As I have been pondering all this I have been looking at it from the perspective of energy. The energy of the storm can be seen and heard and felt, as the windows rattle, from miles away and what you see, hear and feel intensifies the closer you are to the storm. Or from the larger perspective, the energy of the sun can be felt from millions of miles away and can even burn your skin depending on how close we are too it at any given moment.

What all this made me wonder about is the energy of human emotions and how they touch our lives.

I’m sure we have all experienced the energy of someone’s anger. Have you seen a child cringe in the face of someone’s anger, as if shrinking from the clap of thunder or flash of lightning? Have you witnessed a fight from a distance but still could feel the intensity of emotion? As your own storm of emotions has risen have you seen how it impacts those around you?

We have all seen the power of the storm and we have all seen the power of anger. What then about the power of love? That’s what all this set me to wondering about. What if I allow the energy of love within me to expand and grow in intensity? How far out would that love reach? Is there no limit to how far it can travel, to how many hearts it could touch? What if the source of love within me could be seen for miles, like a flash of lightning? What if the sound of unconditional love was loud enough to reach your ears in the next town or to be heard across the universe?

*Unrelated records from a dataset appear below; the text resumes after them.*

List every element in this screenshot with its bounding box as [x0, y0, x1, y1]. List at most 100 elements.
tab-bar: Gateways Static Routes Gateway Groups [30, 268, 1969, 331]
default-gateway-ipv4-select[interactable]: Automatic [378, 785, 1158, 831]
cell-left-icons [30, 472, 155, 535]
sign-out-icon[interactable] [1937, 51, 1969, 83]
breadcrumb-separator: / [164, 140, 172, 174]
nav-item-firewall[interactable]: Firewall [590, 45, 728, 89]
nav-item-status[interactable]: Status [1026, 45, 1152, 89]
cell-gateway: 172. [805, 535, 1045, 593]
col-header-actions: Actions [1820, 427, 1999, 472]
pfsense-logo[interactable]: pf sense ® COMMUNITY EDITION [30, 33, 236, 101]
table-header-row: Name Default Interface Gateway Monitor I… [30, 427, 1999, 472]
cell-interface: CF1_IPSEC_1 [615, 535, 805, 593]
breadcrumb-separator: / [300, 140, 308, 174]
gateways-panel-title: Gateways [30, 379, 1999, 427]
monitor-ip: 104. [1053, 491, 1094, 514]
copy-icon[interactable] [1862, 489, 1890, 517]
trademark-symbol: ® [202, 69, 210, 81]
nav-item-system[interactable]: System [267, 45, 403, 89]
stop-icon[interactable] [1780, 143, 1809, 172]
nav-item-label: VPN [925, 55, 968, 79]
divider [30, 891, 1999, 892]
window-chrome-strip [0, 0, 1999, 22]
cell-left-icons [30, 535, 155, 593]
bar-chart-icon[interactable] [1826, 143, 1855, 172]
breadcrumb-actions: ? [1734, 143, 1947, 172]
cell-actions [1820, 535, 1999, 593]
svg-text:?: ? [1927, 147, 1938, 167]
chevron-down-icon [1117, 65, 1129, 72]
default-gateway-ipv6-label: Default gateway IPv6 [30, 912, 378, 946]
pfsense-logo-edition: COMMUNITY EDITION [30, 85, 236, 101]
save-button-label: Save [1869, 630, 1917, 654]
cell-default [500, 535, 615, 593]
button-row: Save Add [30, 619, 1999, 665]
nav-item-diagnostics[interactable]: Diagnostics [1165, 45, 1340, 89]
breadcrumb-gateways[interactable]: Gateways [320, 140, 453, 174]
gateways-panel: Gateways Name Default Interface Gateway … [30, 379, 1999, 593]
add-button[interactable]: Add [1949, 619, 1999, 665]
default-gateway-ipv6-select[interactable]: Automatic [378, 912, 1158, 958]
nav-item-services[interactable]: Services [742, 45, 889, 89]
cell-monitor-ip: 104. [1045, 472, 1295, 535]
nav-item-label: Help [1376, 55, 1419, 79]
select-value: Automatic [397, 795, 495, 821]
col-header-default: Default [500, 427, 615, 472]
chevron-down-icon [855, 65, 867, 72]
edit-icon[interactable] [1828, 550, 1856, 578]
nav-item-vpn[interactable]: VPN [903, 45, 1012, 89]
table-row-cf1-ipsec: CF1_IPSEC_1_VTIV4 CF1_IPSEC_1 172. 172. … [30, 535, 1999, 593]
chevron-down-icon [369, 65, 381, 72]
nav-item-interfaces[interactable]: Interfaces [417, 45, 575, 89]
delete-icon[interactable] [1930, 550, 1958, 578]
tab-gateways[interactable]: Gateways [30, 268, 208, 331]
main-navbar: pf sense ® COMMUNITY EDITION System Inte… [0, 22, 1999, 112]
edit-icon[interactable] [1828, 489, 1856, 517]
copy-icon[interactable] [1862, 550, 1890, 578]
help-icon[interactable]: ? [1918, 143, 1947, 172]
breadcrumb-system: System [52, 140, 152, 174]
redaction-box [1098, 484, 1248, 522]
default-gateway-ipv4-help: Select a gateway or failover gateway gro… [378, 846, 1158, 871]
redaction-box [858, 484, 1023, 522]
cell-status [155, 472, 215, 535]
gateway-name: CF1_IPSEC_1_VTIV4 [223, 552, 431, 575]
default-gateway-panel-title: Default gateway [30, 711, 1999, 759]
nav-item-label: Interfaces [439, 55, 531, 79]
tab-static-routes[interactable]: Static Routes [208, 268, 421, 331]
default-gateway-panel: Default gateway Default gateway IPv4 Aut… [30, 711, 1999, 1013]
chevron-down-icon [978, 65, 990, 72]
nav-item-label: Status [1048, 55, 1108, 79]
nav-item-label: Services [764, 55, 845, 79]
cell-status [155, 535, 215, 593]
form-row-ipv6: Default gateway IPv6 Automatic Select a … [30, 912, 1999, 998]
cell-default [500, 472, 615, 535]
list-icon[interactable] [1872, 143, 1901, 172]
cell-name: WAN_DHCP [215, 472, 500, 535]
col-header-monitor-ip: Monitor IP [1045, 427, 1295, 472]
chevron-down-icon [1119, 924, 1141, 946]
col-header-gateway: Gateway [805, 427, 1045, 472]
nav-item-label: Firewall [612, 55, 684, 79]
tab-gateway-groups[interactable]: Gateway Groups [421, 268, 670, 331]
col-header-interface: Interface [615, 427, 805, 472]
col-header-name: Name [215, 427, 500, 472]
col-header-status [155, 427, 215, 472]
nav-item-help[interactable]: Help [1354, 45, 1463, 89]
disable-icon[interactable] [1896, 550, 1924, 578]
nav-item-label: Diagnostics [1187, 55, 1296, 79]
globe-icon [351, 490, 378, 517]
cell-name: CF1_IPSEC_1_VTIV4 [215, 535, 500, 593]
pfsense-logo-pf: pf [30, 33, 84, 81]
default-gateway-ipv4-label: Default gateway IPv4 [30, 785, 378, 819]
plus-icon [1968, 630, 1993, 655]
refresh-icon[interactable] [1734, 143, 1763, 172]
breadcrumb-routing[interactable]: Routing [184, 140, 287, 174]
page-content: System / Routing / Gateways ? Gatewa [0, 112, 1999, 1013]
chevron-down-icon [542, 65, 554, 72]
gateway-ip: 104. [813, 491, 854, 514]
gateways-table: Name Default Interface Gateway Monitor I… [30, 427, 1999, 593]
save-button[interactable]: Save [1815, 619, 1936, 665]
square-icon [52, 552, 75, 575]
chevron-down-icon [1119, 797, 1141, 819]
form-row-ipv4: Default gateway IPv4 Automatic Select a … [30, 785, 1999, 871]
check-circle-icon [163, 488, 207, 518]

The natural world is such a wonderful and clear teacher for me. As so aptly demonstrated by the storms I have been witnessing, energy travels. And with just a glimpse of our sun after a storm I was reminded that energy can travel across great distances. All of this has left me with the question; knowing its ability to travel, what energy am I allowing to travel from me? And better yet, what will I do with this incredible opportunity and responsibility that being alive offers me?